Recipe courtesy of Tori Ritchie
Lemon Pudding Squares
- Level: Easy
- Yield: 9 squares, serves 4 to 6
-
- Nutritional Analysis
- Per Serving
- Serving Size
- 1 of 6 servings
- Calories
- 197
- Total Fat
- 3
- Saturated Fat
- 1
- Carbohydrates
- 38
- Dietary Fiber
- 0
- Sugar
- 31
- Protein
- 5
- Cholesterol
- 84
- Sodium
- 98
- Total: 55 min
- Prep: 15 min
- Cook: 40 min
Ingredients
3/4 cup (6 ounces/185 grams) sugar
1/4 cup (1 1/2 ounces/45 grams) all-purpose (plain) flour
2 pinches of salt
3 eggs, separated
1 cup (8 fluid ounces/250 milliliters) milk
Grated zest of 1 Meyer or other small lemon
1/3 cup (3 fluid ounces/80 milliliters) Meyer lemon or other lemon juice
Directions
- Preheat an oven to 350 degrees F (180 degrees C). Butter an 8-inch (20 centimeter) square baking pan. Bring a kettle of water to a boil.
- In a bowl, stir together the sugar, flour and 1 pinch of salt. In another bowl, whisk together the egg yolks, milk, lemon zest and lemon juice. Pour over the flour mixture and stir until smooth. In a third bowl, beat the egg whites with the remaining pinch of salt until they hold stiff peaks. Using a rubber spatula, gently fold the whites into the egg yolk mixture until just a few streaks of white remain.

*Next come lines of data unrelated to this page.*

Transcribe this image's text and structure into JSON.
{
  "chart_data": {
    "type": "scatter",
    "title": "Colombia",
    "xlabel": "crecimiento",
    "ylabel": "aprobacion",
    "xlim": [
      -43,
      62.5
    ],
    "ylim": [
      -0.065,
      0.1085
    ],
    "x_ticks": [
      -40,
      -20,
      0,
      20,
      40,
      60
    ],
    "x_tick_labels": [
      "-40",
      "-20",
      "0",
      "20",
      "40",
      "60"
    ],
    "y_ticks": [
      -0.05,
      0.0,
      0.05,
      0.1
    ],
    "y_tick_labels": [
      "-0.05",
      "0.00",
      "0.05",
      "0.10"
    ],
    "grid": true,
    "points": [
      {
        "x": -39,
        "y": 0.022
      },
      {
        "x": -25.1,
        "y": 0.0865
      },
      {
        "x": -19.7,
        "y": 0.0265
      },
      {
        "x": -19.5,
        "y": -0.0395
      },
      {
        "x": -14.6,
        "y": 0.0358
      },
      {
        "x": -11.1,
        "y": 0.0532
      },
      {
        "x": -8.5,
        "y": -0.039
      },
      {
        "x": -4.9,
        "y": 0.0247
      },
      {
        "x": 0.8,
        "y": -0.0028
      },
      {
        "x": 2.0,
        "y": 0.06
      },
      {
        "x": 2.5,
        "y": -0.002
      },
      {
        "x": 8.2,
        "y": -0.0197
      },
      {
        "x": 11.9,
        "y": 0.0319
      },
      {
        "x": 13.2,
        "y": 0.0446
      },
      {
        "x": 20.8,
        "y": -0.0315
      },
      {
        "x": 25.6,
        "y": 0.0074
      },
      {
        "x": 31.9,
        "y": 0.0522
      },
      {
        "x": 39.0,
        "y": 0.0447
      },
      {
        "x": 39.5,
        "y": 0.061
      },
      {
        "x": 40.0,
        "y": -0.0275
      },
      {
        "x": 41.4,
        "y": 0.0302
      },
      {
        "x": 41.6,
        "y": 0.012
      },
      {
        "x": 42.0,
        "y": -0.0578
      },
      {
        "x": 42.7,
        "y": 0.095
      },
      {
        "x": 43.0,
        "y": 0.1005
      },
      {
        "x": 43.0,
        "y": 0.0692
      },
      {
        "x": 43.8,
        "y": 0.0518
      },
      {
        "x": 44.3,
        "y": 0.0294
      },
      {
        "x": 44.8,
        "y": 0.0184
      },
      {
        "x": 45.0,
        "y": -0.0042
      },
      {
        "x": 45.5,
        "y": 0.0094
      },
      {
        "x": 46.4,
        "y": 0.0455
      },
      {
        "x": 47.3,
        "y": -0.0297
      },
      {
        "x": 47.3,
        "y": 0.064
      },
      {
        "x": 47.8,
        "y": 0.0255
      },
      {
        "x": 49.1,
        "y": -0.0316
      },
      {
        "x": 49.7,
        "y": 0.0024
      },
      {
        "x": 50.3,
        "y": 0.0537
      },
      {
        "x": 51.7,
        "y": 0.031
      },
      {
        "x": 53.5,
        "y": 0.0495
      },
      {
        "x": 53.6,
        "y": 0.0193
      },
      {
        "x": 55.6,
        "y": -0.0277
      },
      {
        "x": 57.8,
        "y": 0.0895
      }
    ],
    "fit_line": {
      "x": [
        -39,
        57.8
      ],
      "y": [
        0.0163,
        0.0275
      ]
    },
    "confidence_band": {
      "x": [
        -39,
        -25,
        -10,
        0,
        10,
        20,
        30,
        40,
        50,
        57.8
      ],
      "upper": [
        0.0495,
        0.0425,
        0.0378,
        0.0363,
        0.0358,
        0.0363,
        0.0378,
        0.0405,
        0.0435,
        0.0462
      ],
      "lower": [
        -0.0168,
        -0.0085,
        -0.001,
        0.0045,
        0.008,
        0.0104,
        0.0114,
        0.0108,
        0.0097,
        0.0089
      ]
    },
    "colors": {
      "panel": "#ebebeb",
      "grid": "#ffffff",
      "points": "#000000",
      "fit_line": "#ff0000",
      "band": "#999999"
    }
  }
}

- Pour the batter into the prepared pan and set in a larger baking pan. Place in the oven and pour boiling water into the large pan until it comes about halfway up the sides of the smaller pan.
- Bake the pudding until golden brown on top, about 40 minutes. Let cool slightly, then cut into squares and serve warm or at room temperature.